Once these three projects are completed, there will be bike lanes all along W. Vernor. This will greatly improve access to the amazing restaurants and bakeries in Southwest Detroit — an unbeatable fueling station for cyclists.

Villages CDC Planning & Bike Ambassadors

Model D is reporting on a recent grant awarded to the Villages CDC which include non-motorized planning.

The Villages CDC has been awarded $215,000 from the Community Foundation for Southeast Michigan for greenways and bike lane planning and design. The money will also be used for community outreach and construction documents. Villages board member Kim Clayson hopes to complete this pre-development phase by February of next year.
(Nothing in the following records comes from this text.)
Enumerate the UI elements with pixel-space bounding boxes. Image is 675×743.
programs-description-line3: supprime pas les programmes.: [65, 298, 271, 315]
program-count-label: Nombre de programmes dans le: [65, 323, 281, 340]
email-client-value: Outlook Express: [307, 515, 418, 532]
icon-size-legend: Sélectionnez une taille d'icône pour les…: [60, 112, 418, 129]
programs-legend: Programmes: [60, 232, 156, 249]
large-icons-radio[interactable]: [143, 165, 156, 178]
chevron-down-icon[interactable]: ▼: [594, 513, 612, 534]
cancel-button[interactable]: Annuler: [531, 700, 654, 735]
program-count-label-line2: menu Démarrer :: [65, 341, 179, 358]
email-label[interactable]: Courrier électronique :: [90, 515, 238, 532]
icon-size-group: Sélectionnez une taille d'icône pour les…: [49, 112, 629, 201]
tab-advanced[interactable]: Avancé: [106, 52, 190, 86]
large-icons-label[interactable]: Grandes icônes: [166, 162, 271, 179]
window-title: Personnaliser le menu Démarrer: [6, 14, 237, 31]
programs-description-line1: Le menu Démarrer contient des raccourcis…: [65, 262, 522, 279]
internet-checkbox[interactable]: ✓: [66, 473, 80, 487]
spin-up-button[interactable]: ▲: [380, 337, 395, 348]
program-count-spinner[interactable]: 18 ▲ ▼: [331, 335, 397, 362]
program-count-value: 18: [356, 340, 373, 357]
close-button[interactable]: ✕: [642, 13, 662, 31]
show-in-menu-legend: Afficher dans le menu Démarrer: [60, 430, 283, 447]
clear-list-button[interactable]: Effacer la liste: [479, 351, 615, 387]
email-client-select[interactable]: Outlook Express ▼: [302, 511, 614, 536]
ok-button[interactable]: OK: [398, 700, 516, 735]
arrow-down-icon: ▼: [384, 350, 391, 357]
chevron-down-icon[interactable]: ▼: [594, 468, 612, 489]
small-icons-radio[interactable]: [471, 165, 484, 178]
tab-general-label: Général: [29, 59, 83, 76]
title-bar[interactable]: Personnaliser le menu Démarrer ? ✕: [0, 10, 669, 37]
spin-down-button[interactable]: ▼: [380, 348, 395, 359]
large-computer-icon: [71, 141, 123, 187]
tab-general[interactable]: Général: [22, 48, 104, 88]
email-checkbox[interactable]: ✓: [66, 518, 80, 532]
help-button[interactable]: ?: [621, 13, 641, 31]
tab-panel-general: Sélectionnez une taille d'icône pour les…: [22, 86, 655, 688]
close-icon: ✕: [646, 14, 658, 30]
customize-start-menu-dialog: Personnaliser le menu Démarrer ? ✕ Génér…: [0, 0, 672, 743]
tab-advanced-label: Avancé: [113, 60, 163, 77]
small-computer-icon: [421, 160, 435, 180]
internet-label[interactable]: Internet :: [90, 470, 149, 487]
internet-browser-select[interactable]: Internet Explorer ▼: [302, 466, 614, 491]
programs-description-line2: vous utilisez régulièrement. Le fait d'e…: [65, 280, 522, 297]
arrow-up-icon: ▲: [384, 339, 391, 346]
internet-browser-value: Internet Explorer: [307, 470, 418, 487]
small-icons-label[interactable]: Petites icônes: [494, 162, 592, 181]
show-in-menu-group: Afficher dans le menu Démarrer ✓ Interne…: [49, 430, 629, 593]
While details are yet to be worked out, The Villages hopes to link its community up with other existing and planned greenways in Detroit, including the Dequindre Cut, Detroit RiverWalk and Conner Creek Greenway. Partners will include the Detroit Eastside Community Collaborative, Detroit RiverFront Conservancy, Creekside CDC, Jefferson East Business Association and Gleaners, since the agency is preliminarily planning a connection from its food bank to the Riverwalk.

Regarding the Gleaner’s Food Bank, they too received a grant for a feasibility study. That study will look at converting the abandoned railroad east of Beaufait into a trail. That railroad property runs from the Uniroyal site on the Detroit River (just west of the bridge) to Gratiot. This potential trail would also connect with the Capuchin Soup Kitchen and their Earthworks Farm.

The Villages CDC grant is also funding the development of a bike ambassador strategy for Detroit. The Active Transportation Alliance out of Chicago will be working with local stakeholders to develop this strategy based upon their successful program in Chicago: Mayor Daley’s Bicycling Ambassadors.

Mayor Daley’s Bicycling Ambassadors work toward the following objectives:

  • to increase the number of trips made by bicycle
  • to reduce the number of bicycle-related injuries
  • to help all users – bike riders, motorists, and pedestrians – better share roads and off-street trails.

To accomplish these goals, the Ambassadors appear at events throughout Chicago to reach as many Chicagoans as possible with bicycle safety education. Ambassadors talk face-to-face with Chicagoans and give presentations to kids, teens, and adults by participating in community events.

There are also Junior Ambassadors who “work with the Bicycling Ambassadors to deliver bicycle safety messages to their peers.”

There would certainly be many benefits having a similar program in Detroit, and thankfully the Villages CDC and the Community Foundation are planting that seed.